Мо Янь
Перемены
Mo Yan
CHANGE
Copyright © Seagull Books, 2010
Published by arrangement with Seagull Books. All rights reserved.
© Власова Н., перевод на русский язык, 2014
© Издание на русском языке, оформление. ООО «Издательство «Эксмо», 2014
Все права защищены. Никакая часть электронной версии этой книги не может быть воспроизведена в какой бы то ни было форме и какими бы то ни было средствами, включая размещение в сети Интернет и в корпоративных сетях, для частного и публичного использования без письменного разрешения владельца авторских прав.
© Электронная версия книги подготовлена компанией ЛитРес (www.litres.ru)
(1)
Вообще-то, я должен был описывать то, что происходило после 1979 года, но мои мысли постоянно прорывались через этот рубеж, перенося меня в солнечный осенний день 1969-го, когда цвели золотистые хризантемы, а дикие гуси летели на юг.
В этот момент я уже неотделим от собственных воспоминаний. В моей памяти – тогдашний «я», одинокий, выгнанный из школы мальчик, которого привлекли громкие крики и который боязливо пробрался через неохраняемый главный вход, преодолел длинный темный коридор и прошел в самое сердце школы – во двор, окруженный со всех сторон зданиями. Слева во дворе высился дубовый шест, на его верхушке проволокой закрепили поперечную балку, с которой свисал железный колокол, пятнистый от ржавчины. Справа стоял простой стол для настольного тенниса из бетона и кирпичей, вокруг которого собралась целая толпа поглазеть на матч между двумя игроками, отсюда и крики. Это самый разгар осенних каникул, так что большая часть собравшихся вокруг стола – преподаватели, помимо них присутствовали еще несколько симпатичных школьниц – гордость школы, члены школьной команды по настольному теннису. Они собирались участвовать в уездных соревнованиях в честь годовщины образования КНР[1], а потому не отдыхали на каникулах, а тренировались в школе. Все они были дочерьми кадровых работников местного колхоза, и с первого взгляда было видно, как разительно они отличаются от нас, деревенской бедноты, поскольку они нормально питались и росли, у них была белая кожа, они ни в чем не нуждались и одевались в яркие платья. Мы смотрели на них снизу вверх, но эти девочки нас не замечали, глядя прямо перед собой. Одним из игроков оказался учитель Лю Тяньгуан, который раньше преподавал у меня математику: низенький человек с удивительно большим ртом. Поговаривали, что он может засунуть себе в рот кулак, но при нас он ни разу подобное не проделывал. В моей памяти часто всплывает картинка – учитель Лю зевает, стоя на кафедре, его разинутая пасть выглядит внушительно. Лю прозвали «бегемотом», но среди нас никто не видал бегемотов, зато по-китайски «жаба» и «бегемот» звучат очень похоже, и у жабы тоже огромный рот, так что «бегемот Лю» естественным образом превратилось в прозвище «жаба Лю». Это не я придумал, хотя после проверок и расспросов почему-то решили, что я. Жаба Лю был сыном героя, павшего в революционной борьбе, да и сам занимал пост заместителя председателя школьного революционного комитета, а потому давать ему обидные прозвища, разумеется, ужасное преступление, за которое меня неизбежно исключили из школы и выставили за дверь.

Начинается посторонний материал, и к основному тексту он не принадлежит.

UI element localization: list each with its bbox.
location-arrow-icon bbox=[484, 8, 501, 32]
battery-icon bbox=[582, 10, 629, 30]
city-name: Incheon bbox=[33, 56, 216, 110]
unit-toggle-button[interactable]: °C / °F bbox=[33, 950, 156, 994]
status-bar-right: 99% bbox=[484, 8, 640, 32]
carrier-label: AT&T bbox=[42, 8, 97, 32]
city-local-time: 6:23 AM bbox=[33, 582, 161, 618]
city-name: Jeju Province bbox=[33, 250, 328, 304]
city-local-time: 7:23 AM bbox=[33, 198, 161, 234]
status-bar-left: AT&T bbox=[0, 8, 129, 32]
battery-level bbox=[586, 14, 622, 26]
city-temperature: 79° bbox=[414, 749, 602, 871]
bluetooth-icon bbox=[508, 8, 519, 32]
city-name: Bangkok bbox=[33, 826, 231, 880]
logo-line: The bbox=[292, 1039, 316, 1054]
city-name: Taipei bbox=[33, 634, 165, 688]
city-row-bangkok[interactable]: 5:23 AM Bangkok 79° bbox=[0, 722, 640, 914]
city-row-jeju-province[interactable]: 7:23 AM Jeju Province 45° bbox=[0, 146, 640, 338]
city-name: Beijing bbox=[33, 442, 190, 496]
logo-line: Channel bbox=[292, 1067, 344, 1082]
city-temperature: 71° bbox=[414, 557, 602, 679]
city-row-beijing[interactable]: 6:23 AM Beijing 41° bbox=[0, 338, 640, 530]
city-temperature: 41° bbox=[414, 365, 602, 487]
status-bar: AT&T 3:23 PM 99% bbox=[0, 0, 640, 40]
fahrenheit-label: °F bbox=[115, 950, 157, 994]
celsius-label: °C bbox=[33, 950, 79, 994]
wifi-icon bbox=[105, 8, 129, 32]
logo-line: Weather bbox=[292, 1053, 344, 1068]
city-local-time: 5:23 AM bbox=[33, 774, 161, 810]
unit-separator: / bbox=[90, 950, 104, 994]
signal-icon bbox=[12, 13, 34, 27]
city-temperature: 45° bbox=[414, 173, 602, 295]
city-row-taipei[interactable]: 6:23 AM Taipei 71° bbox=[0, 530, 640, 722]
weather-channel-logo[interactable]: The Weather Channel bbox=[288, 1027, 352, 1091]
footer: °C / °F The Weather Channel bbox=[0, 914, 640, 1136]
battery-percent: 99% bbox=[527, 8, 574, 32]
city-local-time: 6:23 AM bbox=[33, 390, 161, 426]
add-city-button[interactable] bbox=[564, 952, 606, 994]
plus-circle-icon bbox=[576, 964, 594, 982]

Я с детства ни на что не гожусь, вечно мне не везет, я мастер испортить все хорошие начинания. Зачастую, когда я пытался подлизаться к кому-то из учителей, они ошибочно полагали, что я хочу навлечь на них неприятности. Мать неоднократно со вздохом говорила: «Сынок, ты как та сова, что пытается принести добрые вести, да репутация уже испорчена!» И правда, обо мне никто не мог подумать ничего хорошего, но если речь шла о дурных поступках, то их непременно приписывали именно мне. Многие считали, что я малолетний бандит, идеология у меня хромает, и вообще, я ненавижу школу и учителей. Но это неправда на сто процентов. На самом деле я искренне любил школу, а к большеротому учителю Лю и вовсе питал особые чувства, а все потому, что был таким же большеротым, как и он. Я написал повесть, которая называется «Большой рот», так вот главный герой списан с меня самого. На самом деле мы с большеротым учителем Лю – товарищи по несчастью. Нам бы стоило сочувствовать друг другу, иначе говоря, поддерживать себе подобного. Если бы я и стал придумывать кому-то прозвища, так уж точно не ему. Это ясно как день, но не для учителя Лю. Он схватил меня за волосы и, притащив в свой кабинет, пнул так, что я упал на пол, и сказал:
– Знаешь, как это называется? Ворона смеется над черной свиньей! Напруди-ка лужу мочи да посмотри на отражение своего «миленького» ротика!